Eileen Fisher, the American sustainable fashion brand, has operated its Renew programme since 2009, collecting used garments and reselling them through a dedicated channel. The programme has processed over 1.4 million garments. Each of those garments represents a touchpoint , with the original owner who returned it, and with the new owner who purchased it. That is a customer relationship network of considerable scale, built at low acquisition cost.

Pricing Strategy in the Secondary Market

One of the operational complexities of brand-managed resale is pricing. The pre-owned market does not follow the same pricing logic as new retail. Prices are set by a combination of original retail value, current market demand, condition, rarity, and perceived desirability. Brands that attempt to impose rigid pricing structures on their pre-owned channels often find that the market simply routes around them.

The more sophisticated approach is to use the pre-owned channel to understand secondary market pricing dynamics , and to allow that intelligence to inform decisions about primary market pricing, production volumes, and product discontinuation. A product that commands a high premium on the secondary market is telling you something important about demand that your primary market data may be missing.

The secondary market is not just a sales channel. It is a real-time demand signal.

What Brands Must Build

Effective re-commerce participation requires investment in capabilities that traditional retail operations do not typically possess. These include rigorous product grading standards, authentication processes and tooling, reverse logistics infrastructure for returned goods, refurbishment capabilities, and consumer-facing communication that contextualises the pre-owned offer within the brand's broader value system.

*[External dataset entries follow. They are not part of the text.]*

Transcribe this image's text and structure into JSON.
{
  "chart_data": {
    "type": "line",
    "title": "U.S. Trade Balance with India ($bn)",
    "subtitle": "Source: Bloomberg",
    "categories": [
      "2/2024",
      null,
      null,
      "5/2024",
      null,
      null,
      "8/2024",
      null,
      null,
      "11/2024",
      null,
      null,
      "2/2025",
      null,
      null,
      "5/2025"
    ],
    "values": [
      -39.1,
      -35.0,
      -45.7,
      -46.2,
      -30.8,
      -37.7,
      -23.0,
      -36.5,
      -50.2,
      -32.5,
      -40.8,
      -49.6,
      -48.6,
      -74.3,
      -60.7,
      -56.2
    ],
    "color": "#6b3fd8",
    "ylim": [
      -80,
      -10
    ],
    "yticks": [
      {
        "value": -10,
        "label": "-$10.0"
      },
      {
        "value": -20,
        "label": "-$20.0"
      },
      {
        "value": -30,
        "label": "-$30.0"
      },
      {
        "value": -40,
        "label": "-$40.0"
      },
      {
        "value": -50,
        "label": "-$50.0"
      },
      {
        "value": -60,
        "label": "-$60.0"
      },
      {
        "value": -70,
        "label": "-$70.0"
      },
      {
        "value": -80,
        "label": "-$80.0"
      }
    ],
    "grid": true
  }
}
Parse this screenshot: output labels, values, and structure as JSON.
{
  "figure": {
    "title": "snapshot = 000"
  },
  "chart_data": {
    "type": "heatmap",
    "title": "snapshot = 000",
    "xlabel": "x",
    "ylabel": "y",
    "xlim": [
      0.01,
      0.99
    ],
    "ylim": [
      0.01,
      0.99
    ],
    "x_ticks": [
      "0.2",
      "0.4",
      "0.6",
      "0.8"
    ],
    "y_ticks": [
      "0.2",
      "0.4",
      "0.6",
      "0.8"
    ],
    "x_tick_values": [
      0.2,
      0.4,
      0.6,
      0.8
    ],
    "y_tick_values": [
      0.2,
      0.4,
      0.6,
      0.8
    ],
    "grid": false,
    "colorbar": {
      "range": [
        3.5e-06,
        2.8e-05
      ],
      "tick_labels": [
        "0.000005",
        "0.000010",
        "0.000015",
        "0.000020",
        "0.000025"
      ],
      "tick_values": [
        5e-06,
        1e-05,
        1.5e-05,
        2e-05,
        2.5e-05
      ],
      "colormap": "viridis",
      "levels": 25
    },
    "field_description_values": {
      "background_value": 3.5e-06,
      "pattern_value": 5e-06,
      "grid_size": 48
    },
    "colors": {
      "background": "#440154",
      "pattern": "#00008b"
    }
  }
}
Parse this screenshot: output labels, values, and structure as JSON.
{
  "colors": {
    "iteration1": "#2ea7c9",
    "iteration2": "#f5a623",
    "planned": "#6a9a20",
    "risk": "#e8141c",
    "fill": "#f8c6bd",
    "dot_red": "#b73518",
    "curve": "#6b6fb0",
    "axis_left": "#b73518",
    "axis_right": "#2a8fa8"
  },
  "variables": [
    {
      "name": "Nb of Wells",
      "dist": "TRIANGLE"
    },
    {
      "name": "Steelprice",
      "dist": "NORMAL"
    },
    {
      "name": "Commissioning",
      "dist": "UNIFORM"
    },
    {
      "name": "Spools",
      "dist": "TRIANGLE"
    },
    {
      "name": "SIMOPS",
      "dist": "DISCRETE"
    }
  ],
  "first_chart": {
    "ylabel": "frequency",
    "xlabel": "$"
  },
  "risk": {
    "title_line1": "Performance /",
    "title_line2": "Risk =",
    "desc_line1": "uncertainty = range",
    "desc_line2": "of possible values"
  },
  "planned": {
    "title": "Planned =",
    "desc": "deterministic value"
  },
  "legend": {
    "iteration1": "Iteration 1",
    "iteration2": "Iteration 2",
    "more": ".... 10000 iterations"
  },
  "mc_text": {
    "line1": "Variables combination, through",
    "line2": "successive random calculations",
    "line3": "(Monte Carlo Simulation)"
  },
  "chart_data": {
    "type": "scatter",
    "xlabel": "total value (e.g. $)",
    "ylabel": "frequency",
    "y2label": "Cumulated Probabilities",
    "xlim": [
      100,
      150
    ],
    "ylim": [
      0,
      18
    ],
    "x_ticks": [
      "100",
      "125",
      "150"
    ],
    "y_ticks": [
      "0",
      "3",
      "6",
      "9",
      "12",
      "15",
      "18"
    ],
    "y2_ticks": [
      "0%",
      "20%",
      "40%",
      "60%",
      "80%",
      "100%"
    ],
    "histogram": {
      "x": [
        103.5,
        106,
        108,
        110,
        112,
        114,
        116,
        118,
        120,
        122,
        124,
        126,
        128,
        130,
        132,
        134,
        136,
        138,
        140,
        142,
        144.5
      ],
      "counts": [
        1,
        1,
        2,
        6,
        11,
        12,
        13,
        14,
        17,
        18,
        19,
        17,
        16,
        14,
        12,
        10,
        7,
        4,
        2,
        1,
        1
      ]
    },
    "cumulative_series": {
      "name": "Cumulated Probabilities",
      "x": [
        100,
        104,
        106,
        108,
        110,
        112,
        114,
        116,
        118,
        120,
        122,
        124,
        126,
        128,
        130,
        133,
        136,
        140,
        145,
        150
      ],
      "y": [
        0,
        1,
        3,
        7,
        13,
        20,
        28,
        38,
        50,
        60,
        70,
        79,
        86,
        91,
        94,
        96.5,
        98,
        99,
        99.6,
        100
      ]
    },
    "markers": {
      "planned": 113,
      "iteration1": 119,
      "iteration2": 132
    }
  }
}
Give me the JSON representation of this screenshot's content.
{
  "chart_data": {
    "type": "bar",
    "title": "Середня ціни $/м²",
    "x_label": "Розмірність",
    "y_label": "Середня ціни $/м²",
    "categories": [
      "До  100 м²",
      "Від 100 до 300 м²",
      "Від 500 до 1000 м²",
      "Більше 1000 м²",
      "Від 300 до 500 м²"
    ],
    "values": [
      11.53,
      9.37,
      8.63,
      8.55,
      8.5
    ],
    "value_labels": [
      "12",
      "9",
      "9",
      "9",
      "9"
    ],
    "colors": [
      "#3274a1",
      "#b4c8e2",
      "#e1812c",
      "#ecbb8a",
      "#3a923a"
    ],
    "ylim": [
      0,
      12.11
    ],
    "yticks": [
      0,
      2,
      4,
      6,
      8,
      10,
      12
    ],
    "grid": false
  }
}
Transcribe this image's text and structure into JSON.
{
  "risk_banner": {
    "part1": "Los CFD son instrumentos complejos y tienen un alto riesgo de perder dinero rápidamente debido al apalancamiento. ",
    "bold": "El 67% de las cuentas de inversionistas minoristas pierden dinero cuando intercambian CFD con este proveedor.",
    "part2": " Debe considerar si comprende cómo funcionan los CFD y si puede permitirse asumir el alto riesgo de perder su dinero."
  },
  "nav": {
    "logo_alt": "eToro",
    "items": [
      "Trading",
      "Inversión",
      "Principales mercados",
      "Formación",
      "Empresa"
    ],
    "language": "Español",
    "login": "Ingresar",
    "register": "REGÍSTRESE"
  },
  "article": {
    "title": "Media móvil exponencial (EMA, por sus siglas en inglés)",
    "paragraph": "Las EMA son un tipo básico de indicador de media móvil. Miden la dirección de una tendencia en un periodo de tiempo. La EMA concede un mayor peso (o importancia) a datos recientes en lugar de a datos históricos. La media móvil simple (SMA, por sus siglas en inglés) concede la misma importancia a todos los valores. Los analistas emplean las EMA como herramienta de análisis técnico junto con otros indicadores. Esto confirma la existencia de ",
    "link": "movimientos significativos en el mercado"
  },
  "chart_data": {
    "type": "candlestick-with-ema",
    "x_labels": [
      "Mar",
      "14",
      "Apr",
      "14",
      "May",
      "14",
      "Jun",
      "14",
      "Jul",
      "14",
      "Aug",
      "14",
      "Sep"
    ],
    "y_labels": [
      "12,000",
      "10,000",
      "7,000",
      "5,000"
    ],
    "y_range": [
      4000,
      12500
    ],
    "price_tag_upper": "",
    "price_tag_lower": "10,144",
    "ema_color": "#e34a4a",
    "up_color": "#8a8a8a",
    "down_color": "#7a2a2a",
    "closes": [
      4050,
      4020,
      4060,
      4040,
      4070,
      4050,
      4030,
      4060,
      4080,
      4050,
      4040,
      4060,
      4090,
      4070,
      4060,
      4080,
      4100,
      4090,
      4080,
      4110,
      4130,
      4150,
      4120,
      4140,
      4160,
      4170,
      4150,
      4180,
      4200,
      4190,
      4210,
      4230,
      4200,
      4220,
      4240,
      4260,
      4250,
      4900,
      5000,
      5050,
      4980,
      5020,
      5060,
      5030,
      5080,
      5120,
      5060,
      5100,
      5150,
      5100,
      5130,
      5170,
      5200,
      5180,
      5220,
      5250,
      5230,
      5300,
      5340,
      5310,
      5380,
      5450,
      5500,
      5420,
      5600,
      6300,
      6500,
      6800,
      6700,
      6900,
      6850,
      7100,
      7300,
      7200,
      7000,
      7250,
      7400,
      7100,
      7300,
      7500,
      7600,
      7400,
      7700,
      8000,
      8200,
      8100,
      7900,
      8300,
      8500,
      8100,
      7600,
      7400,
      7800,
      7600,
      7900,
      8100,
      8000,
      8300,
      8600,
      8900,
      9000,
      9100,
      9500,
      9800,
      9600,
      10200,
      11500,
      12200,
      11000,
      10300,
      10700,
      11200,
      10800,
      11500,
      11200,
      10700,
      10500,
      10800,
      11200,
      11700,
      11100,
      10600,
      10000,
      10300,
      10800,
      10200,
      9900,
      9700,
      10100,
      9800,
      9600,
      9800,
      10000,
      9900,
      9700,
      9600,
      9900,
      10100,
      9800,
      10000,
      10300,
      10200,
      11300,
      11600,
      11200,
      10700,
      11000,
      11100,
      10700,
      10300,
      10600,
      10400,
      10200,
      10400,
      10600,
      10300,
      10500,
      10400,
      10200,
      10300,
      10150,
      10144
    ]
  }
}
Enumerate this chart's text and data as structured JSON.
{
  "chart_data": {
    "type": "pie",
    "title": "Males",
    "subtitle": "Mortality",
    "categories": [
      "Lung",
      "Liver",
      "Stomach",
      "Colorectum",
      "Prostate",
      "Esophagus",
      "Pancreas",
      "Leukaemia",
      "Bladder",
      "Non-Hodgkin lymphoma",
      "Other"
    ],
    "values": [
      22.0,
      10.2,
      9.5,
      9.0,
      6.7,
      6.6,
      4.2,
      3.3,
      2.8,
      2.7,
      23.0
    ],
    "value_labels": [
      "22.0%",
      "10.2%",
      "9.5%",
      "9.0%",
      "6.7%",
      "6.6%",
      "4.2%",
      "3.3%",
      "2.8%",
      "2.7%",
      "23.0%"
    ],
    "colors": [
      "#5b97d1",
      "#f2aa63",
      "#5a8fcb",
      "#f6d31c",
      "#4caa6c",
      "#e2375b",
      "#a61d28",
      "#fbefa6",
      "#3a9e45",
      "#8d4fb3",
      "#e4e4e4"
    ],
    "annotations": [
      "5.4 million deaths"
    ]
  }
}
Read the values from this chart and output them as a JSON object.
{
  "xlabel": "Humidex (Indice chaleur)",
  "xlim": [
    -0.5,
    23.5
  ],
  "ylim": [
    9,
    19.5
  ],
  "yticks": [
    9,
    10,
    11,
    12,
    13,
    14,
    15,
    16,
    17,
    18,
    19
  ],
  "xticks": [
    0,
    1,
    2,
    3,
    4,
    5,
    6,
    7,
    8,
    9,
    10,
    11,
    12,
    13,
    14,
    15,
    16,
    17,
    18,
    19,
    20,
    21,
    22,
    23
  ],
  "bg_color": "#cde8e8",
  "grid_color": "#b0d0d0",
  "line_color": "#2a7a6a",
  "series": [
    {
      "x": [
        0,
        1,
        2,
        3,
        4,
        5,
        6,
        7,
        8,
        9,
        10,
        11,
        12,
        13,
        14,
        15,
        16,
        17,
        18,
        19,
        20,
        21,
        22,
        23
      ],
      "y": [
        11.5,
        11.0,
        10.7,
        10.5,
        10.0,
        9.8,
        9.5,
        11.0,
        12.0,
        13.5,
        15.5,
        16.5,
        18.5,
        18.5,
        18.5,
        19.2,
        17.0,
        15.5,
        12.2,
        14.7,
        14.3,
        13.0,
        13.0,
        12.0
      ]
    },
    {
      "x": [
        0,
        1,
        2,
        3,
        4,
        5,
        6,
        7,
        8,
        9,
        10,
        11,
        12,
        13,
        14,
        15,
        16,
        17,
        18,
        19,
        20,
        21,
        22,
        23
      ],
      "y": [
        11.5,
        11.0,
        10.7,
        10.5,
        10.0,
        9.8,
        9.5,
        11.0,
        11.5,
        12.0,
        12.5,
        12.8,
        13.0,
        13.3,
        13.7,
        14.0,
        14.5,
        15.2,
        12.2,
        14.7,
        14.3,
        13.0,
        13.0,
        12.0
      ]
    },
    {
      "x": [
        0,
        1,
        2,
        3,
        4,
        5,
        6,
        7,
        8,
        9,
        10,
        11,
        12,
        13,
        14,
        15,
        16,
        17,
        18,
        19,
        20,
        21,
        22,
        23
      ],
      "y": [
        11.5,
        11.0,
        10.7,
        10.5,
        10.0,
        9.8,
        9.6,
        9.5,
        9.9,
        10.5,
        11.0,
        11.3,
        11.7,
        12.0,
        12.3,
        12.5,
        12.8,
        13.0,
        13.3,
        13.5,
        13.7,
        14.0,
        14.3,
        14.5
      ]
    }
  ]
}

None of these are trivial. But the brands that build them are not just adding a resale channel. They are building a new layer of commercial resilience , one that allows them to remain relevant to consumers across a wider range of price points and purchase occasions, regardless of what geopolitical or economic disruption arrives next.

Conclusion

The secondary market is not a threat to brand equity. Unmanaged participation in the secondary market , or the abdication of brand presence entirely , is. The brands that will emerge strongest from the current period of economic friction are those that view re-commerce not as a concession to changed circumstances, but as a genuine strategic expansion. They will own the full lifecycle of their products. And in doing so, they will own deeper relationships with more consumers than ever before.